Sometimes when explaining a concept, it’s best to look at the numbers. Before going straight into using hotel rates, we’re going to start small with a bottle of run-of-the-mill wine, a product that’s also dear to our hearts and many other hoteliers.
While pricing is still a bit of art form, for the sake of round numbers, let’s say market research and cost analyses agree that $10.00 is a good direct-to-consumer selling price. But is that what you list it on the shelves for? No, you advertise it as $9.95 per bottle. You take the haircut of five cents knowing with surety that this minor loss will drive a substantial increase in sales due to the perception of value.
But let’s next attribute significant brand leadership to this wine, so much so that they could get away with charging beyond the ten-dollar threshold at a $10.05 price tag without any sacrifice in sales volume, which on paper is just ten cents more than the previous haircut. In this case, though, we mere mortals don’t stop to evaluate incrementally with pure-logic thought processing along the lines of, “This brand has marginally better cachet over the ones next to it, so this justifies the ten cents increase.” No, we are irrational beings.

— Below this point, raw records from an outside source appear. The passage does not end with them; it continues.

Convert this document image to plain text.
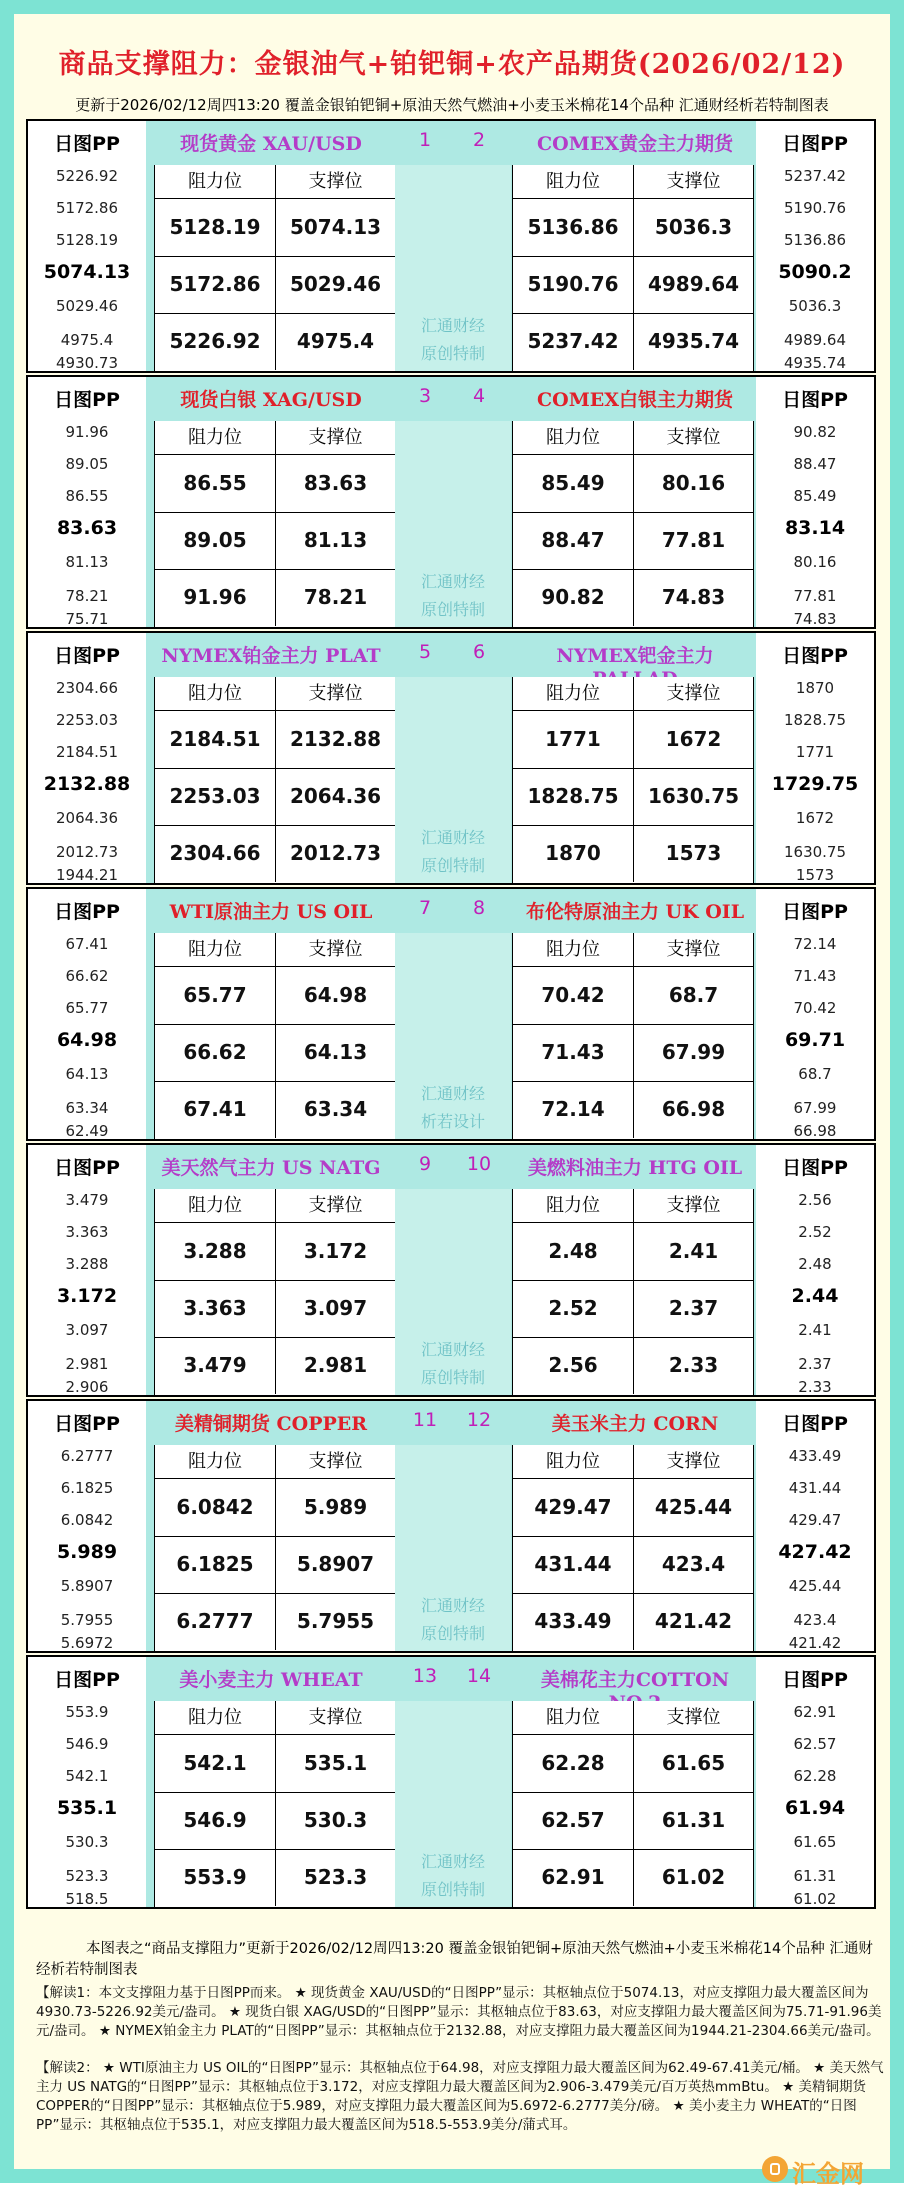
商品支撑阻力：金银油气+铂钯铜+农产品期货(2026/02/12)
更新于2026/02/12周四13:20 覆盖金银铂钯铜+原油天然气燃油+小麦玉米棉花14个品种 汇通财经析若特制图表
日图PP
5226.92
5172.86
5128.19
5074.13
5029.46
4975.4
4930.73
现货黄金 XAU/USD	1
阻力位	支撑位
5128.19	5074.13
5172.86	5029.46
5226.92	4975.4
日图PP
5237.42
5190.76
5136.86
5090.2
5036.3
4989.64
4935.74
COMEX黄金主力期货
2
阻力位	支撑位
5136.86	5036.3
5190.76	4989.64
5237.42	4935.74
汇通财经
原创特制
日图PP
91.96
89.05
86.55
83.63
81.13
78.21
75.71
现货白银 XAG/USD	3
阻力位	支撑位
86.55	83.63
89.05	81.13
91.96	78.21
日图PP
90.82
88.47
85.49
83.14
80.16
77.81
74.83
COMEX白银主力期货
4
阻力位	支撑位
85.49	80.16
88.47	77.81
90.82	74.83
汇通财经
原创特制
日图PP
2304.66
2253.03
2184.51
2132.88
2064.36
2012.73
1944.21
NYMEX铂金主力 PLAT	5
阻力位	支撑位
2184.51	2132.88
2253.03	2064.36
2304.66	2012.73
日图PP
1870
1828.75
1771
1729.75
1672
1630.75
1573
NYMEX钯金主力
6
阻力位	支撑位
1771	1672
1828.75	1630.75
1870	1573
汇通财经
原创特制
日图PP
67.41
66.62
65.77
64.98
64.13
63.34
62.49
WTI原油主力 US OIL	7
阻力位	支撑位
65.77	64.98
66.62	64.13
67.41	63.34
日图PP
72.14
71.43
70.42
69.71
68.7
67.99
66.98
布伦特原油主力 UK OIL
8
阻力位	支撑位
70.42	68.7
71.43	67.99
72.14	66.98
汇通财经
析若设计
日图PP
3.479
3.363
3.288
3.172
3.097
2.981
2.906
美天然气主力 US NATG	9
阻力位	支撑位
3.288	3.172
3.363	3.097
3.479	2.981
日图PP
2.56
2.52
2.48
2.44
2.41
2.37
2.33
美燃料油主力 HTG OIL
10
阻力位	支撑位
2.48	2.41
2.52	2.37
2.56	2.33
汇通财经
原创特制
日图PP
6.2777
6.1825
6.0842
5.989
5.8907
5.7955
5.6972
美精铜期货 COPPER	11
阻力位	支撑位
6.0842	5.989
6.1825	5.8907
6.2777	5.7955
日图PP
433.49
431.44
429.47
427.42
425.44
423.4
421.42
美玉米主力 CORN
12
阻力位	支撑位
429.47	425.44
431.44	423.4
433.49	421.42
汇通财经
原创特制
日图PP
553.9
546.9
542.1
535.1
530.3
523.3
518.5
美小麦主力 WHEAT	13
阻力位	支撑位
542.1	535.1
546.9	530.3
553.9	523.3
日图PP
62.91
62.57
62.28
61.94
61.65
61.31
61.02
美棉花主力COTTON
14
阻力位	支撑位
62.28	61.65
62.57	61.31
62.91	61.02
汇通财经
原创特制
本图表之“商品支撑阻力”更新于2026/02/12周四13:20 覆盖金银铂钯铜+原油天然气燃油+小麦玉米棉花14个品种 汇通财经析若特制图表
【解读1：本文支撑阻力基于日图PP而来。 ★ 现货黄金 XAU/USD的“日图PP”显示：其枢轴点位于5074.13，对应支撑阻力最大覆盖区间为4930.73-5226.92美元/盎司。 ★ 现货白银 XAG/USD的“日图PP”显示：其枢轴点位于83.63，对应支撑阻力最大覆盖区间为75.71-91.96美元/盎司。 ★ NYMEX铂金主力 PLAT的“日图PP”显示：其枢轴点位于2132.88，对应支撑阻力最大覆盖区间为1944.21-2304.66美元/盎司。
【解读2： ★ WTI原油主力 US OIL的“日图PP”显示：其枢轴点位于64.98，对应支撑阻力最大覆盖区间为62.49-67.41美元/桶。 ★ 美天然气主力 US NATG的“日图PP”显示：其枢轴点位于3.172，对应支撑阻力最大覆盖区间为2.906-3.479美元/百万英热mmBtu。 ★ 美精铜期货 COPPER的“日图PP”显示：其枢轴点位于5.989，对应支撑阻力最大覆盖区间为5.6972-6.2777美分/磅。 ★ 美小麦主力 WHEAT的“日图PP”显示：其枢轴点位于535.1，对应支撑阻力最大覆盖区间为518.5-553.9美分/蒲式耳。
汇金网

For the human brain, the psychological difference between $9.95 and $10.00 is far greater in the consumer’s mind than the difference between $10.00 and $10.05. In fact, because the spread for the latter two is perceived as so small, this wine brand may as well start charging $14.95 or $19.95 in order to maximize gross revenues in accordance with where the next psychological threshold might be.
To understand how this applies to hotel pricing, shift the decimal two digits to the right. A lot of work must be done to justify a four-digit nightly rate, but once you do the sky is the limit.

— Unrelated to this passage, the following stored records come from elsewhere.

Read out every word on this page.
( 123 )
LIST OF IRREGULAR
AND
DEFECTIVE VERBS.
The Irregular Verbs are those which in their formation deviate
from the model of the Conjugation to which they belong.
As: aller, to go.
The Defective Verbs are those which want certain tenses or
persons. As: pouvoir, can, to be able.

This doesn’t mean you can charge whatever you want without adding more amenities and services to support your ever-loftier Mille Club position. Note: The Mille Club is our name for hotels that levy a nightly rate in excess of a thousand dollars, Euros, pounds, etc. Rather, crossing the $1,000 per night barrier next entails a significant degree of price discovery to establish new rate maximums according to what guests are willing to pay at a given property in a given market. This could be $1,250 per night; it could be $1,495; it could even be $2,195. But, per our wine example, you definitely wouldn’t stop at $1,005 per night.
Knowing how far to throttle up rate is still a bit of an art form but in 2023 there is a plethora of revenue management and business intelligence tools that can help you to accurately forecast where this upper limit will be. This alone should be one more reason to evaluate this aspect of your tech stack.
All this still says nothing about the service expectations of luxury guests, the amenities arms race that exists for five-star properties and how your comp set changes to reflect global competition (instead of only the local market) given that luxury travelers aren’t bound by distance or sovereign borders. In other words, it’s going to take a lot of hard work to get into the Mille Club, and then even more hard work to flourish and maximize yields once you’re a member.